Thursday, January 9

The United Automobile Workers union is seeking approval from federal labor regulators for a union election among workers at a Ford Motor battery plant in Kentucky, providing an important test of organized labor’s strength after the election of Donald J. Trump.

The union petitioned the National Labor Relations Board on Tuesday to let workers at the new factory in Glendale, about 55 miles south of Louisville, vote on whether they want to join the U.A.W. The plant, which is expected to begin production this year, is a joint venture between Ford and SK On, a South Korean battery company.

In a statement, the U.A.W. said a “supermajority” of workers at the plant had signed cards expressing their desire to join the union.

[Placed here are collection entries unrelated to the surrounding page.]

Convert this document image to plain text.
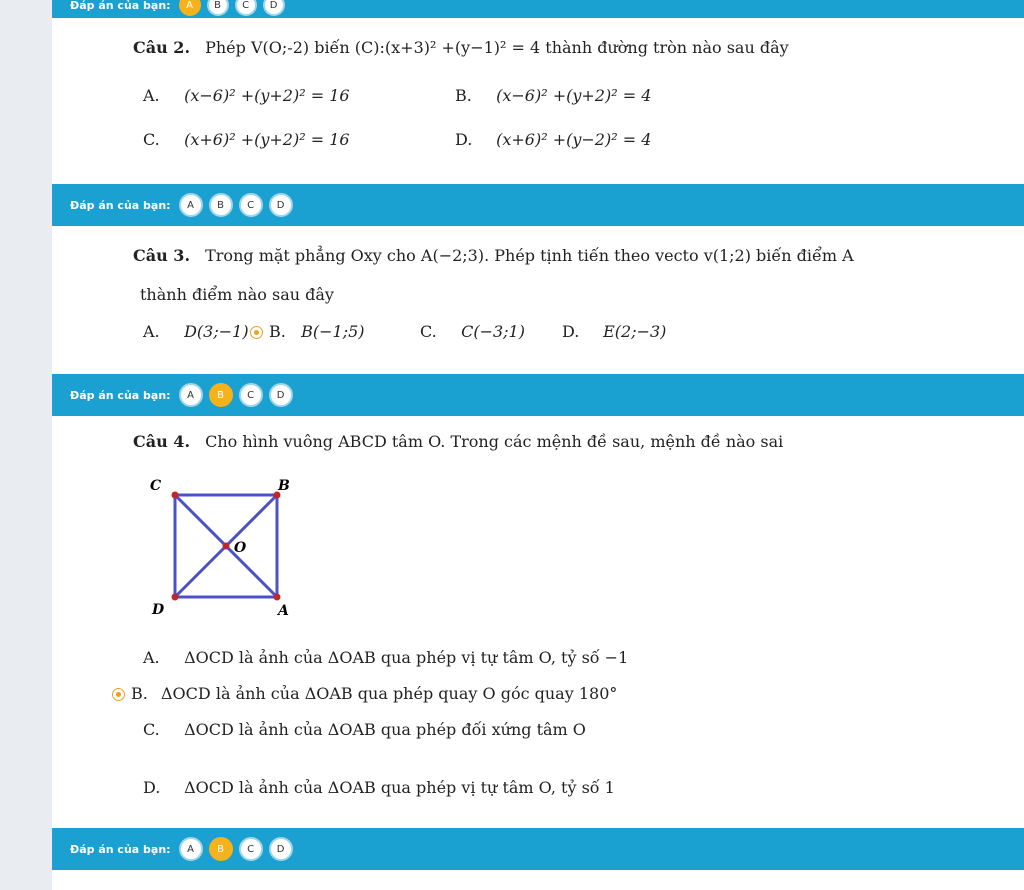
Đáp án của bạn:	A	B	C	D
Câu 2. Phép V(O;-2) biến (C):(x+3)² +(y−1)² = 4 thành đường tròn nào sau đây
A. (x−6)² +(y+2)² = 16	B. (x−6)² +(y+2)² = 4
C. (x+6)² +(y+2)² = 16	D. (x+6)² +(y−2)² = 4
Đáp án của bạn:	A	B	C	D
Câu 3. Trong mặt phẳng Oxy cho A(−2;3). Phép tịnh tiến theo vecto v(1;2) biến điểm A
thành điểm nào sau đây
A. D(3;−1)	B. B(−1;5)	C. C(−3;1) D. E(2;−3)
Đáp án của bạn:	A	B	C	D
Câu 4. Cho hình vuông ABCD tâm O. Trong các mệnh đề sau, mệnh đề nào sai
C	B
O
D	A
A. ΔOCD là ảnh của ΔOAB qua phép vị tự tâm O, tỷ số −1
B. ΔOCD là ảnh của ΔOAB qua phép quay O góc quay 180°
C. ΔOCD là ảnh của ΔOAB qua phép đối xứng tâm O
D. ΔOCD là ảnh của ΔOAB qua phép vị tự tâm O, tỷ số 1
Đáp án của bạn:	A	B	C	D
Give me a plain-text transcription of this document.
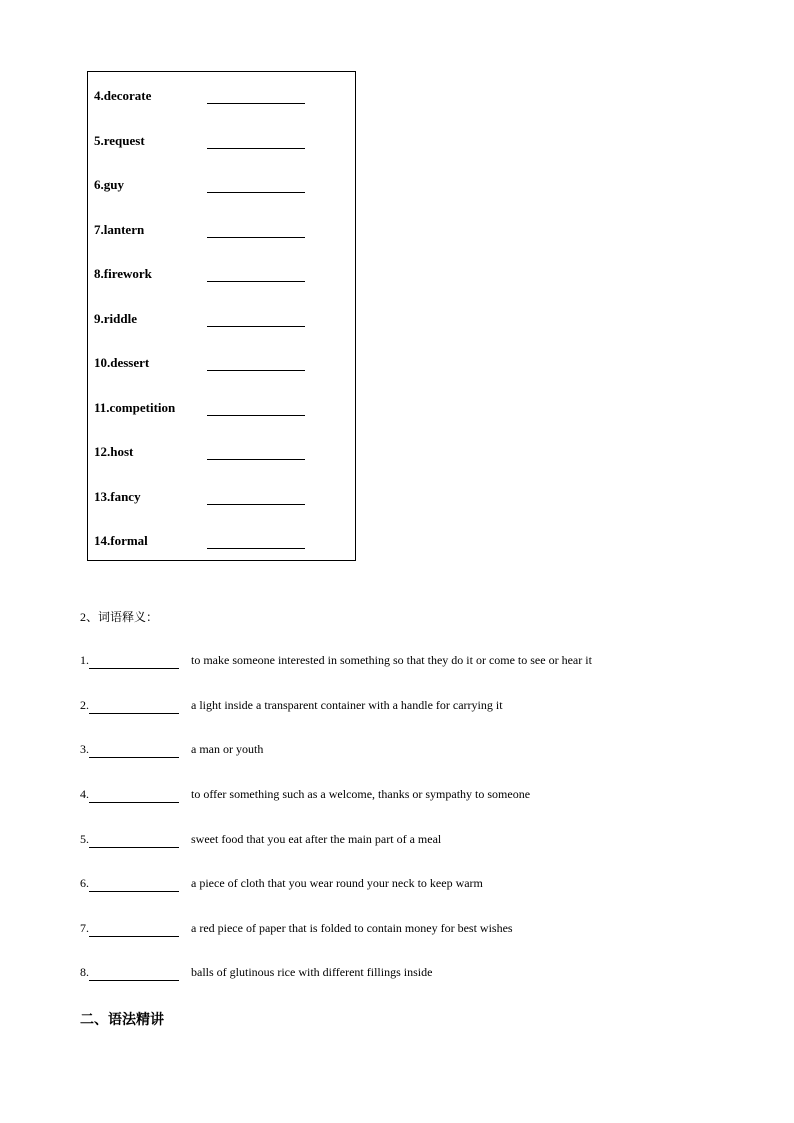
4.decorate
5.request
6.guy
7.lantern
8.firework
9.riddle
10.dessert
11.competition
12.host
13.fancy
14.formal
2、词语释义：
1.	to make someone interested in something so that they do it or come to see or hear it
2.	a light inside a transparent container with a handle for carrying it
3.	a man or youth
4.	to offer something such as a welcome, thanks or sympathy to someone
5.	sweet food that you eat after the main part of a meal
6.	a piece of cloth that you wear round your neck to keep warm
7.	a red piece of paper that is folded to contain money for best wishes
8.	balls of glutinous rice with different fillings inside
二、语法精讲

“We want to be able to come together with management and have a voice in how the business is run,” said Bill Wilmoth, a production worker at the Glendale plant who helped lead the organizing drive. “We want an opportunity to negotiate a contract.”

A vote to join the U.A.W. would increase the likelihood that workers who were hired at two other Ford battery plants would also become union members. Those plants — one in Kentucky and the other in Tennessee — are under construction and are also joint ventures between Ford and SK.

BlueOval SK, as the venture is known, said the U.A.W. election petition was “premature” because the factory had not finished hiring workers.

“The U.A.W. is trying to rush BlueOval SK into unionization before our full work force has the opportunity to make a truly free and informed choice,” BlueOval SK said in a statement. “And none of our team members have had the opportunity to see how our plant will operate since we have not yet begun production.”

The union election will take place after Mr. Trump becomes president and possibly after his appointees have taken over leadership posts at the labor board. Mr. Trump’s appointees were widely seen by labor experts as being hostile to unions and during his first term. The labor board often ruled in favor of employers over organized labor.

During the 2024 election campaign, tension between the U.A.W. and Mr. Trump ran high. The president of the union, Shawn Fain, campaigned energetically for Vice President Kamala Harris and often criticized Mr. Trump, calling him a “scab” and saying union workers would see much greater progress under a Harris administration. Still, a significant number of U.A.W. members supported Mr. Trump in Michigan and Wisconsin.

Under President Biden, the U.A.W. enjoyed enthusiastic support from the White House. Mr. Biden publicly championed unions and made an appearance on a U.A.W. picket line when the auto union was on strike against the three large Michigan-based automakers — General Motors, Ford and Stellantis — in 2023.

After winning significant wage and benefit gains from the three companies, the U.A.W. began campaigning to organize nonunion auto plants in the South. It won a vote at the Volkswagen plant in Chattanooga, Tenn., but lost another at two Mercedes-Benz plants in Alabama.

An affirmative vote at BlueOval SK would give the U.A.W. another victory in the South, and could give the union momentum for votes at the other battery plants that have recently started production or are being built around the country.

The U.A.W. has already organized workers at a battery joint venture between G.M. and LG Energy Solution. That joint venture has factories in Warren, Ohio and Spring Hill, Tenn.

Stellantis, the maker of Chrysler, Dodge, Jeep and Ram vehicles, is building battery plants in Indiana that the U.A.W. also hopes to organize.

G.M. and LG had plans for a third battery plant in Lansing, Mich., but G.M. is set to sell its ownership stake in that factory, which is under construction, to LG.